What do you do if you get a flat tire? Change it, of course. But what if you don’t have a spare? Well, if you live in the U.S., you are probably only minutes away from a tire store. But what if your ride is an M5 Stuart light tank? I know, the tracks are already flat, but they do wear out, at least the rubber pads do.
That was the problem faced by Richard “Dick” Maston, a fairly recent afflicted sufferer of “OD” fever. Having added some half-tracks and armored cars to his collection over the past few years, he felt it was time to go “all in” and acquire a tank. Even in his fevered delirium, however, he retained the good sense to start small—Stuart tank small, that is.
As any historic military vehicle (HMV) collector knows, by the time the Stuart was in its M5 variant, it was equipped with rubber pad tracks instead of all metal. That is a good thing for today’s collector, if he or she plans to drive their tank on any roads!
When Dick purchased his tank, the tracks were in pretty rough shape. Upon inspection, however, he discovered only the outside of the track pads were worn badly. Fortunately, the pads are reversible.
So, Dick and a half dozen of his friends broke the tracks down into manageable sections (several hundred pounds each) and turned them over before reinstalling them. The newly exposed sides of the pads looked great. Unfortunately, they were just as old as the first side and began to deteriorate immediately.
As luck would have it, while shopping around for replacement tracks for his half-tracks, Dick mentioned his predicament to Starpoint Extrusions, LLC, of Norton, Ohio. They were interested in making rubber pads for the Stuart, but they needed some original pads from which to take measurements for their mold making process. In an excellent example of serendipity, Dick just happened to have a pair of unused, original pads mounted on the outside of his tank. Soon they were on their way to Starpoint for measuring.
Meanwhile, Dick acquired a pair of M5 high speed tractor tracks.

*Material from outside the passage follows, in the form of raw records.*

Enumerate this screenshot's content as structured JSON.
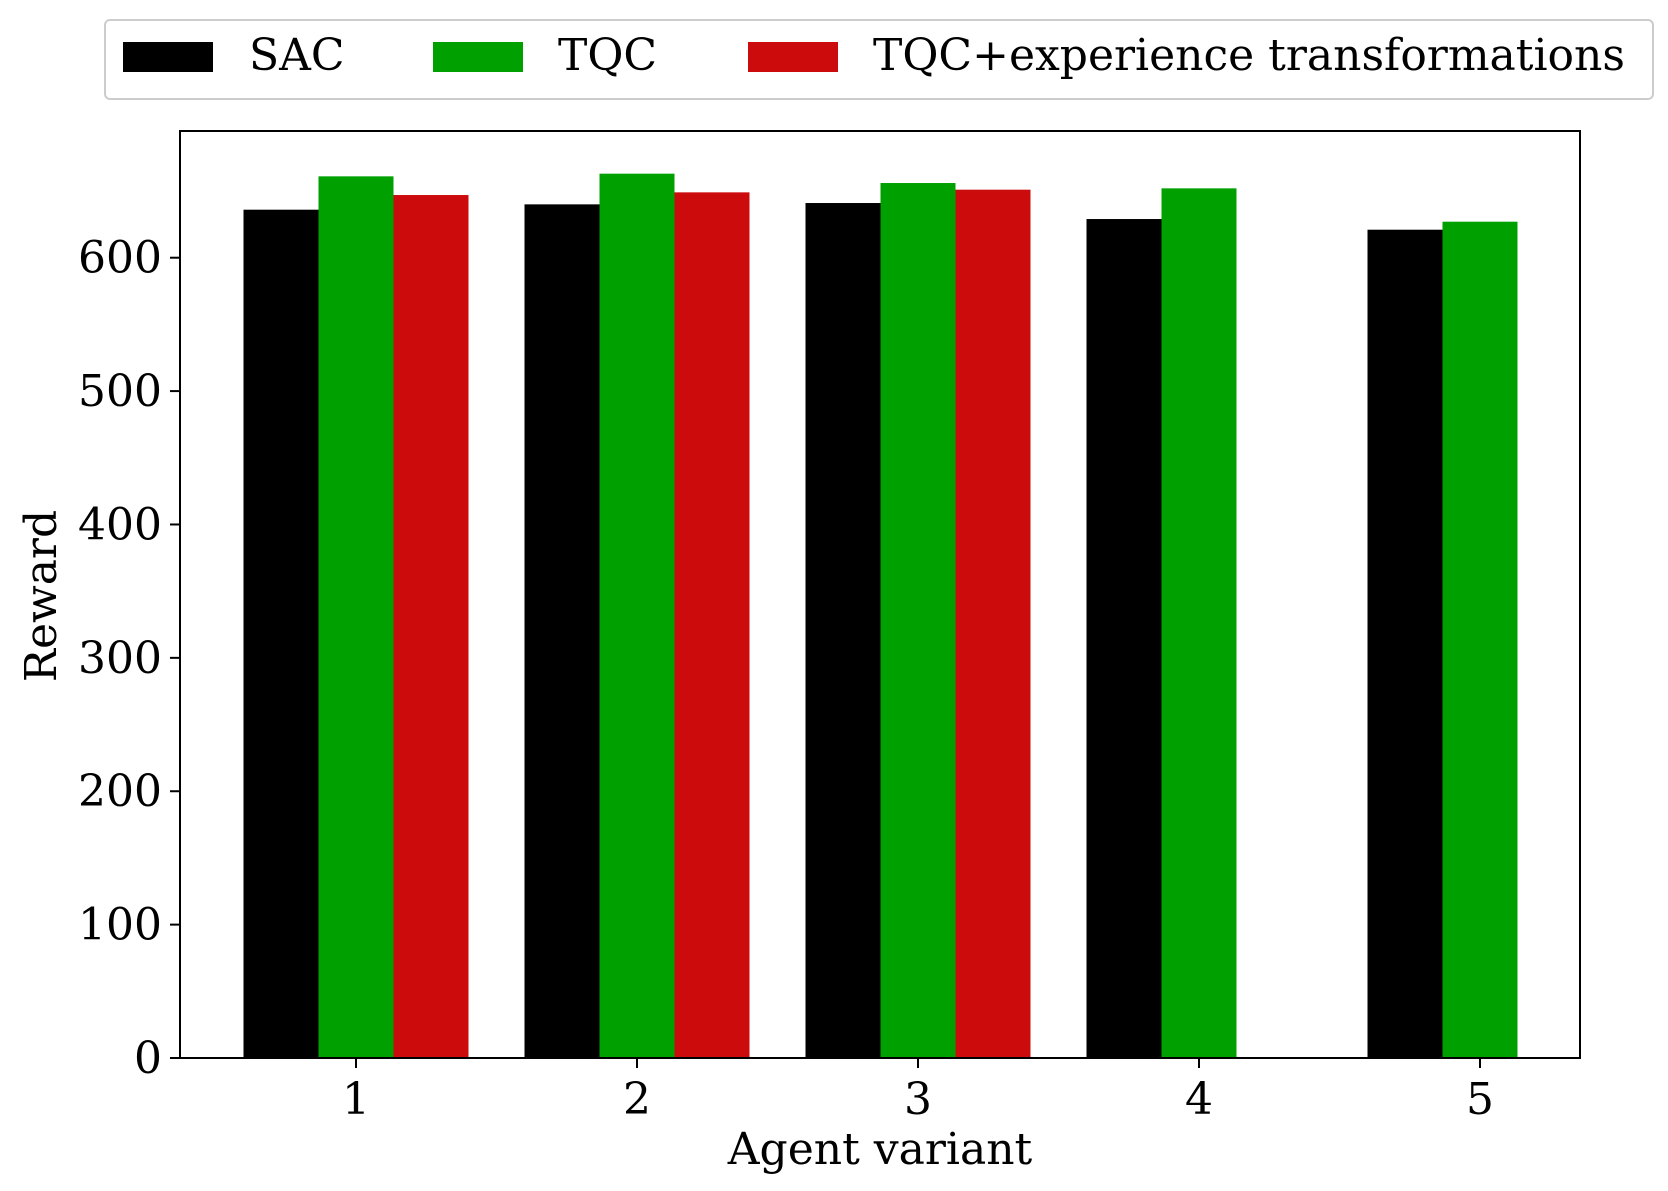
{
  "chart_data": {
    "type": "bar",
    "title": "",
    "xlabel": "Agent variant",
    "ylabel": "Reward",
    "categories": [
      "1",
      "2",
      "3",
      "4",
      "5"
    ],
    "ylim": [
      0,
      695
    ],
    "yticks": [
      0,
      100,
      200,
      300,
      400,
      500,
      600
    ],
    "grid": false,
    "legend": {
      "placement": "top",
      "columns": 3,
      "frame": true
    },
    "series": [
      {
        "name": "SAC",
        "color": "#000000",
        "values": [
          636,
          640,
          641,
          629,
          621
        ]
      },
      {
        "name": "TQC",
        "color": "#00a000",
        "values": [
          661,
          663,
          656,
          652,
          627
        ]
      },
      {
        "name": "TQC+experience transformations",
        "color": "#cc0c0c",
        "values": [
          647,
          649,
          651,
          null,
          null
        ]
      }
    ]
  }
}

These are the same basic track as the Stuart tank tracks but with hundreds of metal cleats bolted to the track links instead of the molded rubber pads. Then began the tedious and physically demanding job undoing the hundreds of bolts holding the cleats to the links. Several special tools needed to be fabricated from angle iron, welded nuts, and bolts to help with the extraction of track pins from pads. It really helps to have some friends with varying experience to come up with innovative solutions to the many challenges presented in a project such as this!
The stripped-down links then had to have all corrosion sand blasted and chipped away. All surfaces had to be primed before being shipped off to Starpoint to have the rubber pads vulcanized to the metal components. With 66 pads in each track, it made a good pick-up truck load.
Once the rubber had been vulcanized to the core for each pad (the process is Starpoint’s secret), the final product was returned. Now it was time to begin the reassembly. That would be a real job even if your crew were young and athletic, let alone all retirement age! It helps to have a well-equipped shop and a large overhead lift. Then, of course, we needed to reassemble the track back on the tank. But that can be the subject of another article.